You don't have time to look at line 34. Aggregate numbers (percentages) are of some use. If, for example, you measure the coverage of the whole test suite and discover that no lines of code from the entire subdirectory /src/yp have ever been executed, maybe you should think about adding some simple tests for that code. (I speak from bitter experience. Not mine - that of my once-officemate's.)
Or, if you look at the percent of coverage achieved for various source files, you may want to pay extra attention to files that have relatively low coverage. So, if most of the code in the product has 50% branch coverage, but absolutely-critical-code.c has only 10%, you might start asking what that code does and how to test it. But if the file that has 10% coverage is debugging-code-only.c, you're more likely to be happy with low coverage.
If this is the way you're using coverage, you might not want to bother with something like branch coverage. You're not using the detail. You might be happier just measuring which routines have not been entered. That makes it easy to interact with the programmers in the following way:
"I notice that file absolutely-critical-code.c hasn't been exercised much.
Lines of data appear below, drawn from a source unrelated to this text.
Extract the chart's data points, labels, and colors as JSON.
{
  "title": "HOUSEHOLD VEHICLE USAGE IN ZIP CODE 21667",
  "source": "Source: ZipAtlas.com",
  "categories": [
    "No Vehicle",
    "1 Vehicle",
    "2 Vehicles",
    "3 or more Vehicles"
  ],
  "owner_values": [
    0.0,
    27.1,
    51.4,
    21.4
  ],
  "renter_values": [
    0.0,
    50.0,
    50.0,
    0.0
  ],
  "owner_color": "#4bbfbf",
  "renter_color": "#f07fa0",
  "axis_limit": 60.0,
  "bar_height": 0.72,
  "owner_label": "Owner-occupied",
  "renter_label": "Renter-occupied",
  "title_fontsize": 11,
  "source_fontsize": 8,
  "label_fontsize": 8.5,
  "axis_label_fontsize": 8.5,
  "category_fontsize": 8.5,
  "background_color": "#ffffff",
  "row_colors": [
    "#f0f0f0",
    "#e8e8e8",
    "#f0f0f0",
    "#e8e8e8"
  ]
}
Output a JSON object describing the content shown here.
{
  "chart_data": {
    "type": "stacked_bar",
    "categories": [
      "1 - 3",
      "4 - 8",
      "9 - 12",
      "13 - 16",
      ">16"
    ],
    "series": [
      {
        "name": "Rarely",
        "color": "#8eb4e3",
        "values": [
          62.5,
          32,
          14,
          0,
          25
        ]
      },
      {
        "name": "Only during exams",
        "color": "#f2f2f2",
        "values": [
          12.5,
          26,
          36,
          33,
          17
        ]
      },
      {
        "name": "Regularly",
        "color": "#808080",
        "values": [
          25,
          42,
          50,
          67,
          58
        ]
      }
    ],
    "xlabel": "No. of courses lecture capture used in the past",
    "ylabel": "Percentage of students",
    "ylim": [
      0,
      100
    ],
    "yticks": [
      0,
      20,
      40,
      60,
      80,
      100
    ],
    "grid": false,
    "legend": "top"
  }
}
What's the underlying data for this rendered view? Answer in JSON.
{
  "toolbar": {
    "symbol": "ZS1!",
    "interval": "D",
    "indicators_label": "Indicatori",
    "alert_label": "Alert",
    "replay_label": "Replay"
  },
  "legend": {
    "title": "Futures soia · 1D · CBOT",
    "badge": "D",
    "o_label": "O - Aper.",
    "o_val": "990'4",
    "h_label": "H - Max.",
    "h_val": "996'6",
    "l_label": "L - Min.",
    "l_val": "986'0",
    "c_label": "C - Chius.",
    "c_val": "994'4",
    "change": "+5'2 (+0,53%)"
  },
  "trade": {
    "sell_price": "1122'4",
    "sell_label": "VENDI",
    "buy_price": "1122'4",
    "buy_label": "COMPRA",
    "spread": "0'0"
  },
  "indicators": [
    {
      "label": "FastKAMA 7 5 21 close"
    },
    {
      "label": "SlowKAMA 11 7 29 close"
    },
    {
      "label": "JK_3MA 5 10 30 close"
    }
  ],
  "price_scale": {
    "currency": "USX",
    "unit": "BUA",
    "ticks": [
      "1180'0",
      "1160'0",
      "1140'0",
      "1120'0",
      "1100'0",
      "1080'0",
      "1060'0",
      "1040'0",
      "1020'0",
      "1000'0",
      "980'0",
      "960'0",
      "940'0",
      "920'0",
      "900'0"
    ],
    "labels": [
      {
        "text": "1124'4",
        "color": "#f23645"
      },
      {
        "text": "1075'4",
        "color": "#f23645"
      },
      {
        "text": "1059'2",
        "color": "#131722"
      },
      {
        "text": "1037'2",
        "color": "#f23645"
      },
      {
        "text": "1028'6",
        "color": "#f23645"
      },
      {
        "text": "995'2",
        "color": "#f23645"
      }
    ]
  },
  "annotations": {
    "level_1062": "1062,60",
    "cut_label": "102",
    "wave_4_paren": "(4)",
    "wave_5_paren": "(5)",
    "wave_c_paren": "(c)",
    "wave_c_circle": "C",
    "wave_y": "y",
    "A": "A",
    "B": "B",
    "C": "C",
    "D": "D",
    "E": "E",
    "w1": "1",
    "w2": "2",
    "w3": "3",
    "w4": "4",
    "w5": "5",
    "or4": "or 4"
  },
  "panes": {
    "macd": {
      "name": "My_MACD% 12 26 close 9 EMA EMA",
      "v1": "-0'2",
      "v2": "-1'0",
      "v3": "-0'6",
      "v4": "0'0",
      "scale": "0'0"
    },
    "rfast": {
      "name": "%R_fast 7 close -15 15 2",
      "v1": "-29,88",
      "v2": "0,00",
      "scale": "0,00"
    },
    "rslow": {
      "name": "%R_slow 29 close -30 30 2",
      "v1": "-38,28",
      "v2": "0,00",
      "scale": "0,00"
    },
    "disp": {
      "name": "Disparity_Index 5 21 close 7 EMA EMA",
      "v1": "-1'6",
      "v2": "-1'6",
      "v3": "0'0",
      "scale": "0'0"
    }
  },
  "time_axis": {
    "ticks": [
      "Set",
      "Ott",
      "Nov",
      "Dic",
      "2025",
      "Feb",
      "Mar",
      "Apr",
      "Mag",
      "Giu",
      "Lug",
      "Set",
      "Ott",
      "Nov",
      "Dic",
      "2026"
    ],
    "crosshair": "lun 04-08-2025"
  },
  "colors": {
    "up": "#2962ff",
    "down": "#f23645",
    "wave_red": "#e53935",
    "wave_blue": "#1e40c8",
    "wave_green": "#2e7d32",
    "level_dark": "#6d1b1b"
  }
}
Would you tell me what I need to know to write some tests? In particular, what do these unexercised routines do? - mumble_froz(), frobulate(), bogosify()..."
Another advantage of measuring routine entry coverage is that it doesn't slow the program down as much as other types. It also takes up less space in the running program. Given a competently implemented coverage tool, that shouldn't matter much (if at all) for most applications.
There are other types of code coverage. Some of them languish in well-deserved obscurity. Others would be useful, but aren't supported in coverage tools available to you. If your goal is to learn how to use coverage well, I'd much rather you got a tool and experimented with these four types than spend time now learning about additional types.
If you're an independent tester, you'd probably like a coverage tool to have routine entry coverage or some other type of coverage that reports in "chunks" bigger than a line. The most important thing is that the tool's reports be easy for programmers to understand. They should be able to flip through a report and say, "Aha... This missed coverage here means you must be missing tests that do X."
If you're shopping for a coverage tool that programmers are going to use, the first task may be to decipher the vendor's terminology. What the heck do they mean by "segment coverage" or "path coverage" or "basic block coverage"? Remember: it's not your job to decipher. It's theirs. Send mail to sales@covtoolvendor.com, give them this URL, and ask them to fit their tool's coverage into the first three categories.
After that, which type should you choose? Programmers seem to find line coverage tools easiest to understand. Condition coverage tools are more powerful. I lean toward the latter, but I frankly think that issues like the tool's documentation, support, flexibility, reliability and so on are more important than the type of coverage it implements.
There's a site devoted to coverage tools: http://www.codecoveragetools.com/.
Coverage tools are often misused. I wrote a paper about that: "How to misuse code coverage".
Cem Kaner's "Software negligence and testing coverage" talks about the relationship between responsible testing and coverage. It also highlights the fact that "coverage" is an idea that can be applied to more than code structure.
When I use coverage as a programmer, it occupies maybe 2% of my total coding, testing, and debugging effort. My paper "Experience with the cost of different coverage goals for testing" talks about cost and describes how I approach the use of coverage.
The "GCT Tutorial" is a decent example of the use of a coverage tool on a small program.